Concerned residents formed a Little Silver Against the Cell Tower group on Facebook to organize their efforts shortly after the monopole was erected in late May. The group, along with many other residents and parents anxious about potential long-term negative health effects for their children and decreases in property values, have been applying pressure to the mayor and council to find a way to remove or relocate the Verizon-funded tower that currently stands in the parking lot behind borough hall – fewer than 500 feet from Markham Place School and its nearby sports fields.
Several dozen residents attended the July 10 meeting to hear the update and ask questions about the special counsel’s responsibilities.

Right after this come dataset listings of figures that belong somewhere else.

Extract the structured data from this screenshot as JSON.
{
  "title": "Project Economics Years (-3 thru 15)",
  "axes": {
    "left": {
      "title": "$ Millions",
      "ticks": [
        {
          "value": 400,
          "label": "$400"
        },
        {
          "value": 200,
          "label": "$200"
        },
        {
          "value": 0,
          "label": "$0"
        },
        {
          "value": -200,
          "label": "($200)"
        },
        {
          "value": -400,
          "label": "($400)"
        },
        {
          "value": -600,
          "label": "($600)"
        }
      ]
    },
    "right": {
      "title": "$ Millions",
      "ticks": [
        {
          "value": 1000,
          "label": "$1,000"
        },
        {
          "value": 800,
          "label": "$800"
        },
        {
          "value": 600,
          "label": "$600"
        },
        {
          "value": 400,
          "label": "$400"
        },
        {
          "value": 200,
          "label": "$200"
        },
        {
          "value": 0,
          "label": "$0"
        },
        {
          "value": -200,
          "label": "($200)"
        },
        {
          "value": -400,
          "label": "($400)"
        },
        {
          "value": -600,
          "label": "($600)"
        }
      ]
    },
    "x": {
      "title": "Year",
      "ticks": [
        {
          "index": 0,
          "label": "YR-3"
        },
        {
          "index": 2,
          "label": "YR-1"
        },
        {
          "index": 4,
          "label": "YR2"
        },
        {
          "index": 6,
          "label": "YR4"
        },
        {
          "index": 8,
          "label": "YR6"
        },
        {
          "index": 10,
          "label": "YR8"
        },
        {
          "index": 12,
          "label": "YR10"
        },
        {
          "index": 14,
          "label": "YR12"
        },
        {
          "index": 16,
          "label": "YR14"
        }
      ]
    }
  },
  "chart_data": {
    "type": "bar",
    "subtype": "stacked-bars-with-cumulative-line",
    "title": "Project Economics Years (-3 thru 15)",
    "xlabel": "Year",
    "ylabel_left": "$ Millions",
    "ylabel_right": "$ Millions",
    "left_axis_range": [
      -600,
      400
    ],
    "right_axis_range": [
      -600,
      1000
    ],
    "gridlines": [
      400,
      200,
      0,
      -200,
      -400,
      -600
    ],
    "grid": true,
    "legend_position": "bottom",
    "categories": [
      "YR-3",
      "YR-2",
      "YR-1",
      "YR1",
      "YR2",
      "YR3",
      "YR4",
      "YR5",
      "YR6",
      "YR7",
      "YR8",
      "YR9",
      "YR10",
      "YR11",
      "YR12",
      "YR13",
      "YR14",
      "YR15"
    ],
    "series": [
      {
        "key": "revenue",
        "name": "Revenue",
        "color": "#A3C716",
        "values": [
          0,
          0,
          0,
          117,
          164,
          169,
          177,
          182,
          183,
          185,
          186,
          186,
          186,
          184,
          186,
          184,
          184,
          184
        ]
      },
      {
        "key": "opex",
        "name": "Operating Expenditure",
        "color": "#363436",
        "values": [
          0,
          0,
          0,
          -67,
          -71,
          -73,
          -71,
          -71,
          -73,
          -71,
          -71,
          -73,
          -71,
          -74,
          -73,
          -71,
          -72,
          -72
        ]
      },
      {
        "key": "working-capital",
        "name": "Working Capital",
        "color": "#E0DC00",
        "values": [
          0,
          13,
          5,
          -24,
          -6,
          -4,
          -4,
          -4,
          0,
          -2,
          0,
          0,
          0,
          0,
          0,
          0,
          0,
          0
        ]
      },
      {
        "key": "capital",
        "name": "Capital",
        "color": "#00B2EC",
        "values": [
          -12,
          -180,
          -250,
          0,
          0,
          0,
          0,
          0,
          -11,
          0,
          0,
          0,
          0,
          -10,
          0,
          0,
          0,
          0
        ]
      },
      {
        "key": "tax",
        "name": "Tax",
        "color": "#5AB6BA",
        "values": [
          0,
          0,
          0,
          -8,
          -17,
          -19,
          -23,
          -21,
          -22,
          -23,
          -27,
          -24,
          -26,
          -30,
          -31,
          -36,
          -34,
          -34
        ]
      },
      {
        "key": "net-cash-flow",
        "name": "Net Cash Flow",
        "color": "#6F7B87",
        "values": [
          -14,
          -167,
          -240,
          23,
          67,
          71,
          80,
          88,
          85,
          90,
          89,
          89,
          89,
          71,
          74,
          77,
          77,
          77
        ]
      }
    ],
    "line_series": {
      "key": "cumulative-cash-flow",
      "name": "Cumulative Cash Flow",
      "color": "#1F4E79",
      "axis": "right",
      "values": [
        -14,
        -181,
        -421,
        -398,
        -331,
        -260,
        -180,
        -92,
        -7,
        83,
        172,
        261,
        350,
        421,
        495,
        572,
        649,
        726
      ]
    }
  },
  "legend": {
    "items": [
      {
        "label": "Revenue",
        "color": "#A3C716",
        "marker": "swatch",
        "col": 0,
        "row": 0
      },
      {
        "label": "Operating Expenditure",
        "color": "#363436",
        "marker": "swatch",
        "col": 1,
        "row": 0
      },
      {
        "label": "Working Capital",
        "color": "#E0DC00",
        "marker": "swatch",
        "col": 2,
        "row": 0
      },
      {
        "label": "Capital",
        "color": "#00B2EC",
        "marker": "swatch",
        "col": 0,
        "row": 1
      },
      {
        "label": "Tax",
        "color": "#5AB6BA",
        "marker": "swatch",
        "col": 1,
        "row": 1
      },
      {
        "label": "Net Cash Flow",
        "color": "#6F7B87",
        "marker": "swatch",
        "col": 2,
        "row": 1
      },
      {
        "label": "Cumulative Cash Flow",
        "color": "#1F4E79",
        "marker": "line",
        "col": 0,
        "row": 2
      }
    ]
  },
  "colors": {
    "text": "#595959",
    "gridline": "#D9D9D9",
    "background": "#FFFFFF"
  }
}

Asked whether the special counsel would handle issues related to concerned neighbors that might sue the borough or those dealing with contractual obligations to Verizon, Neff responded that both sorts of cases would fall under his jurisdiction.
Others wondered how many billable hours’ taxpayers might find themselves paying. O’Hern responded that, should litigation ensue, it could be a lot of time.
“The goal is first to look at the process – to look at everything that’s happened,” O’Hern said, noting that included whether the borough gave proper notice to the public and those neighbors near the cell tower. “The next step would be communications with Verizon about what the options are. And the third would be litigation.”
Several members of council have openly stated that they didn’t like the look of the tower which was built in such a prominent part of town, and reiterated their commitment to working toward a resolution. “We’re going to get this done,” said Councilman Dane Mihlon, during the workshop meeting. “But we’re better united than divided.”
Neff noted the governing body would ask the special counsel to attend the next council meeting, on Aug. 7.